Art critics now believe that the artist didn't exaggerate in his description of this sunset, as what he and many others at the time had witnessed was the aftermath of the devastating Krakatoa volcano eruption in 1883, which tinted the skies red for months.
Get to know this famous masterpiece better in the previous article we wrote titled 12 Fascinating Facts About 'The Scream'.
Paul Cézanne is more well-known for his dynamic and cheerful impressionistic landscapes and depictions of ordinary folk engaging in their everyday activities. The majority of the painter's still-lifes likewise typically show less gruesome subjects, such as apples, pears, and oranges. However, it is known that Cézanne also displayed an increased interest in death as he approached old age, and it can be said that the Pyramid of Skulls is the peak of these existential ruminations.
Displaying nothing but a stack of four human skulls, the painting forces the viewer to meet face to face with their own mortality. In fact, the inclusion of skulls and bones in fine art is nothing new, it even has its own definition - memento mori. This Latin phrase is translated to “remember that you have to die”, and for centuries, artists have included human skulls as a symbol of mortality and the unavoidability of death. However, unlike his predecessors, who typically featured a skull as part of an artwork's background, Cézanne decided to bring the skulls (and thus also the question of mortality) to the foreground and make it the center of attention, completely unobscured and painfully apparent. That's why this artwork is the creepiest one if you ask me...

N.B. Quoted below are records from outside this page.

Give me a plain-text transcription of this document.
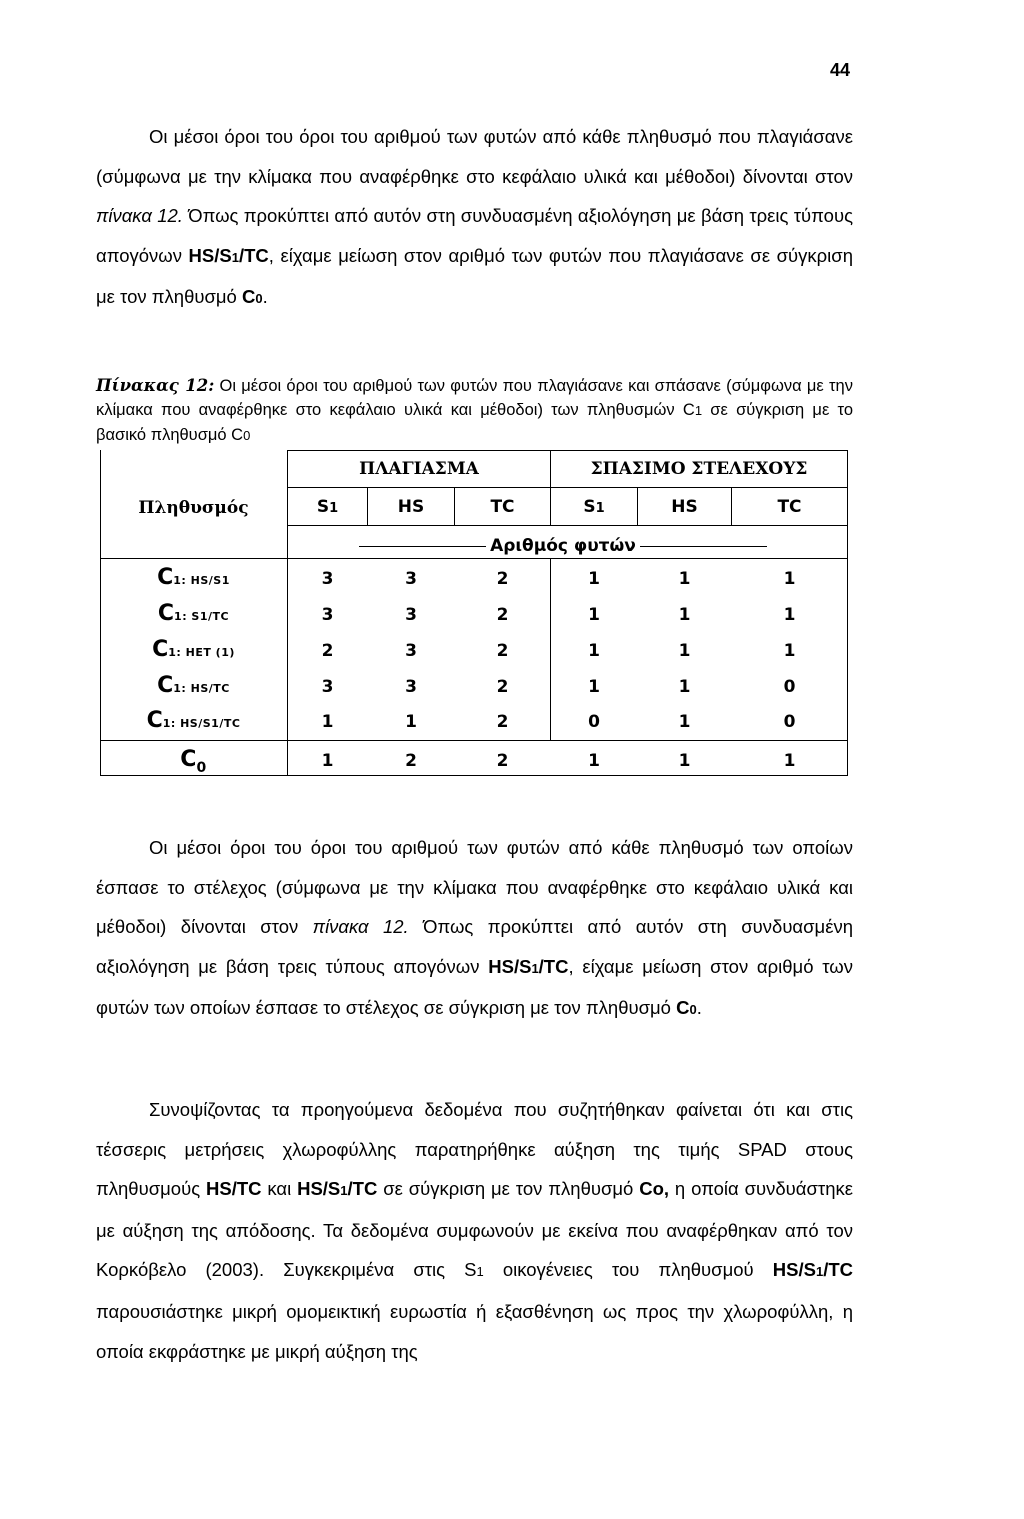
44
Οι μέσοι όροι του όροι του αριθμού των φυτών από κάθε πληθυσμό που πλαγιάσανε (σύμφωνα με την κλίμακα που αναφέρθηκε στο κεφάλαιο υλικά και μέθοδοι) δίνονται στον πίνακα 12. Όπως προκύπτει από αυτόν στη συνδυασμένη αξιολόγηση με βάση τρεις τύπους απογόνων HS/S1/TC, είχαμε μείωση στον αριθμό των φυτών που πλαγιάσανε σε σύγκριση με τον πληθυσμό C0.
Πίνακας 12: Οι μέσοι όροι του αριθμού των φυτών που πλαγιάσανε και σπάσανε (σύμφωνα με την κλίμακα που αναφέρθηκε στο κεφάλαιο υλικά και μέθοδοι) των πληθυσμών C1 σε σύγκριση με το βασικό πληθυσμό C0
ΠΛΑΓΙΑΣΜΑ	ΣΠΑΣΙΜΟ ΣΤΕΛΕΧΟΥΣ
Πληθυσμός	S1	HS	TC	S1	HS	TC
Αριθμός φυτών
C1: HS/S1	3	3	2	1	1	1
C1: S1/TC	3	3	2	1	1	1
C1: HET (1)	2	3	2	1	1	1
C1: HS/TC	3	3	2	1	1	0
C1: HS/S1/TC	1	1	2	0	1	0
C0	1	2	2	1	1	1
Οι μέσοι όροι του όροι του αριθμού των φυτών από κάθε πληθυσμό των οποίων έσπασε το στέλεχος (σύμφωνα με την κλίμακα που αναφέρθηκε στο κεφάλαιο υλικά και μέθοδοι) δίνονται στον πίνακα 12. Όπως προκύπτει από αυτόν στη συνδυασμένη αξιολόγηση με βάση τρεις τύπους απογόνων HS/S1/TC, είχαμε μείωση στον αριθμό των φυτών των οποίων έσπασε το στέλεχος σε σύγκριση με τον πληθυσμό C0.
Συνοψίζοντας τα προηγούμενα δεδομένα που συζητήθηκαν φαίνεται ότι και στις τέσσερις μετρήσεις χλωροφύλλης παρατηρήθηκε αύξηση της τιμής SPAD στους πληθυσμούς HS/TC και HS/S1/TC σε σύγκριση με τον πληθυσμό Co, η οποία συνδυάστηκε με αύξηση της απόδοσης. Τα δεδομένα συμφωνούν με εκείνα που αναφέρθηκαν από τον Κορκόβελο (2003). Συγκεκριμένα στις S1 οικογένειες του πληθυσμού HS/S1/TC παρουσιάστηκε μικρή ομομεικτική ευρωστία ή εξασθένηση ως προς την χλωροφύλλη, η οποία εκφράστηκε με μικρή αύξηση της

If Hieronymus Bosch used surrealism as a feature to prove a specific moral idea, Salvador Dali famously turned this dream-like depiction into an entire artistic style, as we can see throughout the vast majority of his Most Famous Artworks. However, melting clocks, burning giraffes, and lobster phones, which primarily exist to boggle our minds and entertain, are not the only art characteristic of Dali's style.
One of the most meaningful and certainly the most stirring of his paintings is The Face of War, which Dali created in 1940 after he and his wife Gala fled to California during the onset of World War II. The trauma of war and the mass suffering the artist had witnessed all served as inspiration for this work. In fact, Dali once stated that his entire artistic vision was a premonition of an impending war, but it is still this specific piece that expresses the terror of war most directly.